27th August, 2016.
The Old city of Udaipur has many positive attributes. It has breathtaking monuments, lakes, and great art. Parking space availability is clearly not on the list. Except for high end hotels, private parking is not available anywhere in the old city. This meant that we had to park our car on the road for two days and spent a good one hour driving around the city to find an empty spot on the road. This was one of the rare occasions where we had to stay at a hostel. While there are a good number of stay options, we chose the relatively new Moustache hostel. The staff are passionate and extremely helpful. The old haveli that was converted to a hostel is now complete with bunk beds, a beautiful common areas and a the terrace overlooking lake Pichola.
Given that we had just one day in Udaipur, we had to prioritise the things we wanted to explore. The city palace is a must see monuments and well worth the steep entrance fee of Rs. 250 per person. The details in carvings are amazing and the view of the city from the palace is breath taking.

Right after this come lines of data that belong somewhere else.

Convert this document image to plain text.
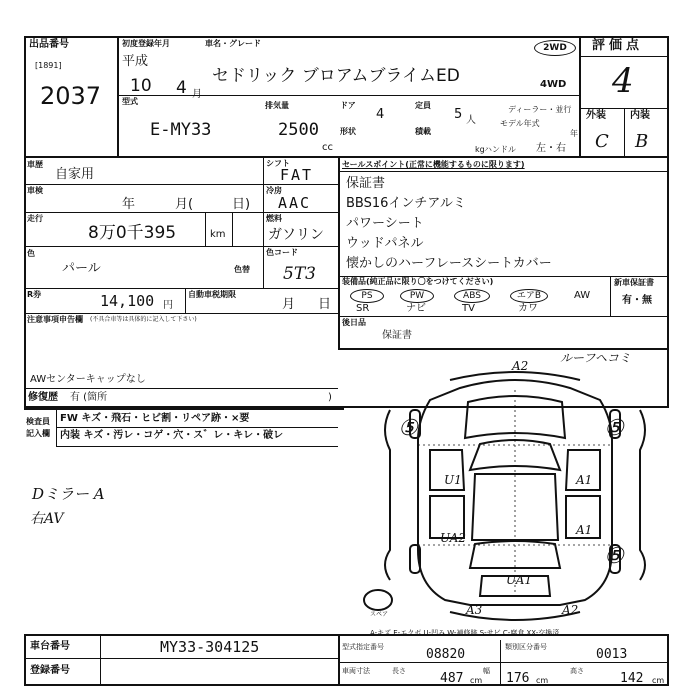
出品番号
[1891]
2037
初度登録年月
平成
10 4 月
車名・グレード
セドリック ブロアムブライムED
2WD
4WD
型式
E-MY33
排気量
2500
cc
ドア
4
定員
5 人
形状	積載
kg
ディーラー・並行
モデル年式
年
ハンドル 左・右
評価点
4
外装 内装
C B
車歴
自家用
車検
年	月(	日)
走行
8万0千395	km
色
パール	色替
R券	14,100 円
自動車税期限
月 日
シフト
FAT
冷房
AAC
燃料
ガソリン
色コード
5T3
セールスポイント(正常に機能するものに限ります)
保証書
BBS16インチアルミ
パワーシート
ウッドパネル
懐かしのハーフレースシートカバー
装備品(純正品に限り〇をつけてください)
PS	PW	ABS	エアB	AW
SR	ナビ	TV	カワ
新車保証書
有・無
後日品
保証書
注意事項申告欄 (不具合車等は具体的に記入して下さい)
AWセンターキャップなし
修復歴 有 (箇所	)
検査員
記入欄
FW キズ・飛石・ヒビ割・リペア跡・×要
内装 キズ・汚レ・コゲ・穴・ス゛レ・キレ・破レ
Dミラー A
右AV
A2
ルーフヘコミ
⑤	⑤
U1	A1
UA2
A1
⑤
UA1
スペア	A3	A2
A-キズ E-エクボ U-凹み W-補修跡 S-サビ C-腐食 XX-交換済
車台番号	MY33-304125
登録番号
型式指定番号	08820	類別区分番号	0013
車両寸法	長さ	487 cm
幅 176 cm
高さ	142 cm
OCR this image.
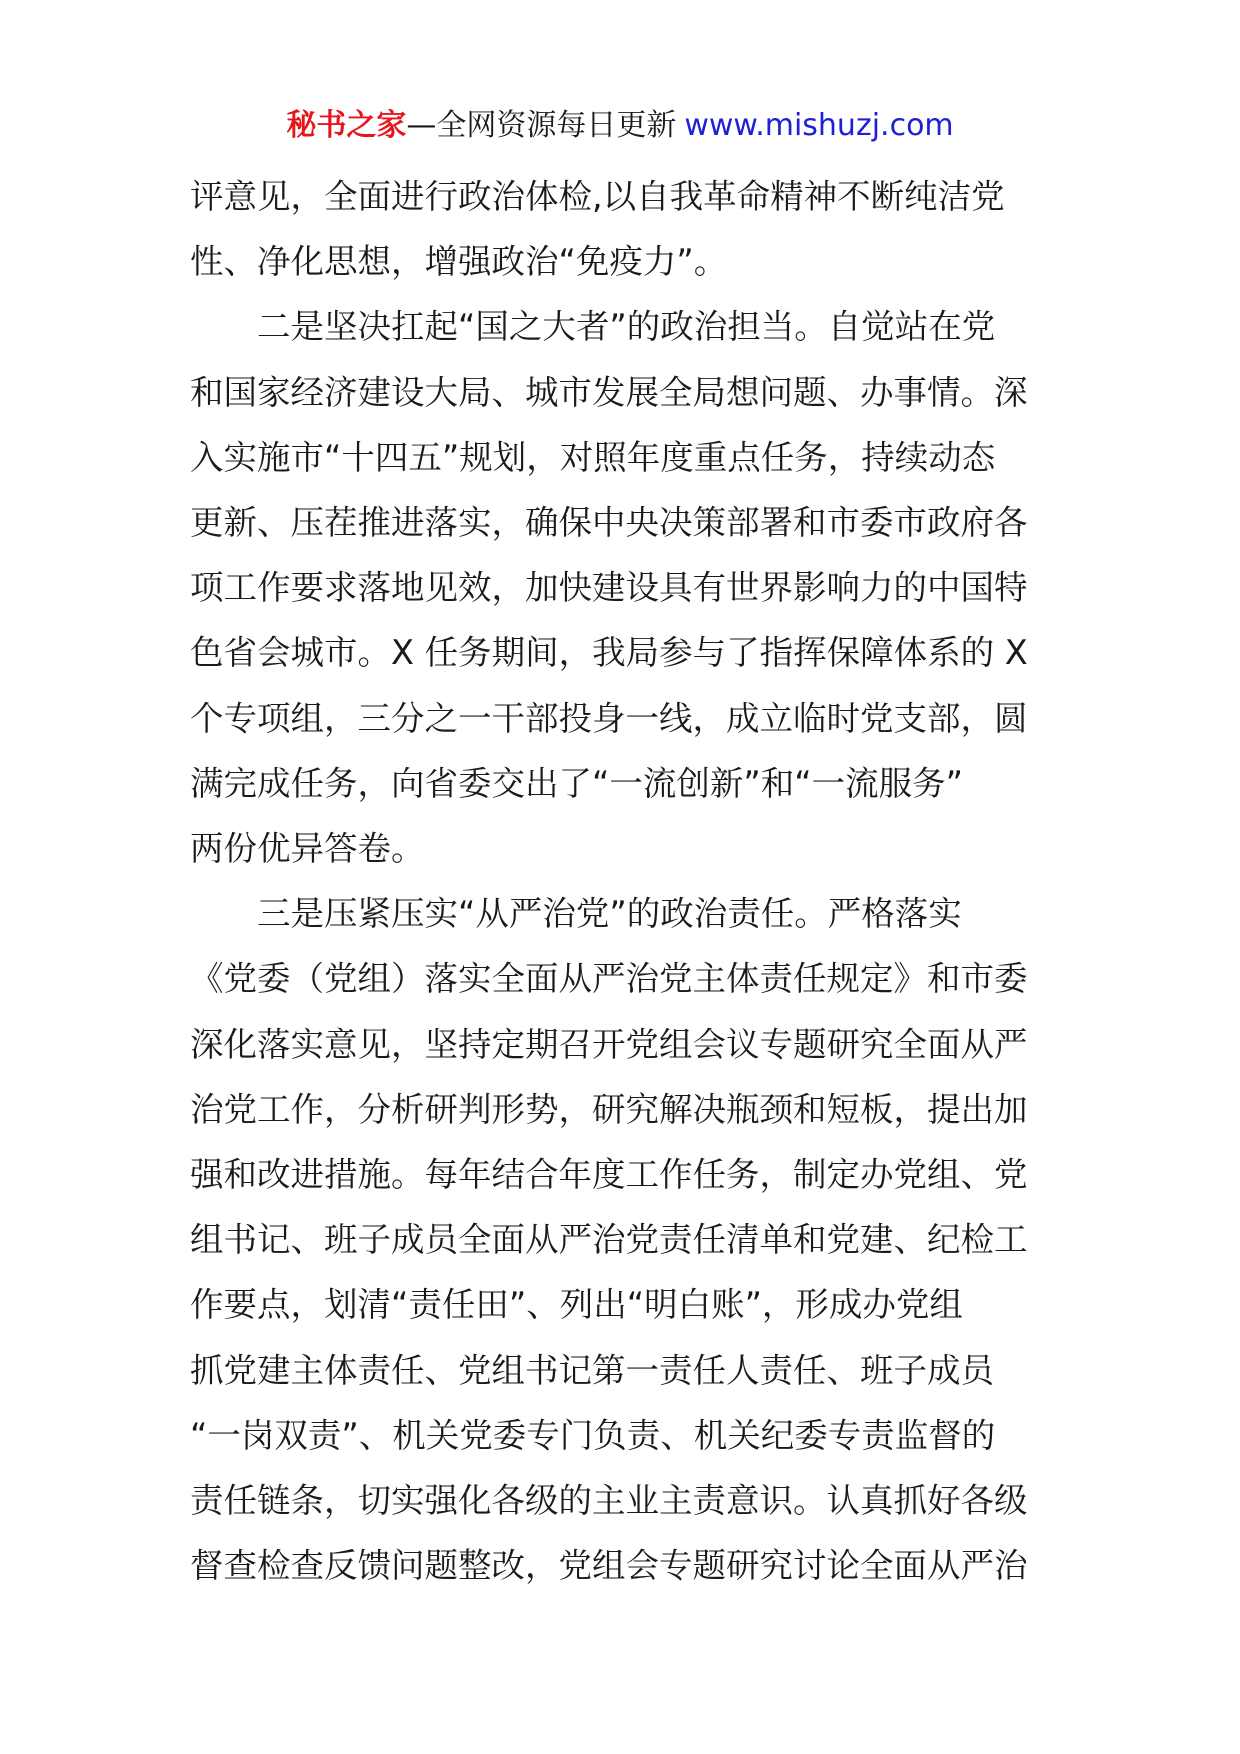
秘书之家—全网资源每日更新 www.mishuzj.com

评意见，全面进行政治体检,以自我革命精神不断纯洁党
性、净化思想，增强政治“免疫力”。

二是坚决扛起“国之大者”的政治担当。自觉站在党
和国家经济建设大局、城市发展全局想问题、办事情。深
入实施市“十四五”规划，对照年度重点任务，持续动态
更新、压茬推进落实，确保中央决策部署和市委市政府各
项工作要求落地见效，加快建设具有世界影响力的中国特
色省会城市。X 任务期间，我局参与了指挥保障体系的 X
个专项组，三分之一干部投身一线，成立临时党支部，圆
满完成任务，向省委交出了“一流创新”和“一流服务”
两份优异答卷。

三是压紧压实“从严治党”的政治责任。严格落实
《党委（党组）落实全面从严治党主体责任规定》和市委
深化落实意见，坚持定期召开党组会议专题研究全面从严
治党工作，分析研判形势，研究解决瓶颈和短板，提出加
强和改进措施。每年结合年度工作任务，制定办党组、党
组书记、班子成员全面从严治党责任清单和党建、纪检工
作要点，划清“责任田”、列出“明白账”，形成办党组
抓党建主体责任、党组书记第一责任人责任、班子成员
“一岗双责”、机关党委专门负责、机关纪委专责监督的
责任链条，切实强化各级的主业主责意识。认真抓好各级
督查检查反馈问题整改，党组会专题研究讨论全面从严治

The glass and stone inlay work is extremely intricate and a couple of hours can be spent exploring this palace.
Getting to Lake Palace is a bit of a hassle. As the building is now Taj Lake Palace hotel, the entrance fee per person is Rs. 750. Given that it was a Sunday, there was a huge crowd and the boats where tightly packed. So instead, we went to the less famous Fateh Sagar Lake. This peaceful lake was overflowing and the area surrounding looked beautiful.
This lake has three islands. The biggest of the three islands contains Nehru park, and the others contain Udaipur Solar Observatory and a public park. Nehru Park is accessible to the public. We took a boat to Nehru Park island. It was filled with birds, butterflies, and the most domesticated group of wild squirrels.
After Fateh Sagar, we entered back inside the old city of Udaipur after stopping for a few minutes at the Udaisagar lake. Exploring the old city on foot is a very interesting experience. At dusk we walked along the tiny art filled lanes to make some great discoveries.
One is a hanuman temple on the ghat. The jasmine flowers, the ghat steps and the calm water gives this place a different aura.
The second is a small jewellery shop named Dharamraj Ornaments and Paper Masks. Operated by a husband and wife, it is a great example of team work. He designs and makes jewellery and she sells it. They are both equally passionate about their work. We spent a good one hour with this couple learning more about black metal jewellery.
The third is a dish named Hello to the Queen (Shalom la Malkah). This blend of crushed biscuits, ice-cream, banana, and chocolate is a delectable dessert which is very popular with Israeli backpackers. It is said that it was invented by someone from Israel, though we have no way of verifying the claim. We tried this dish at Jasmine restaurant, right next to the Daiji foot bridge. It is a wonderful place to be, right next to the water. They also serve a great breakfast and I recommend the Apple banana pancake.
All too soon, we realised that our one day in Udaipur is done. We are happy we managed to cover so much in a day, and we hope to come back for a longer time soon.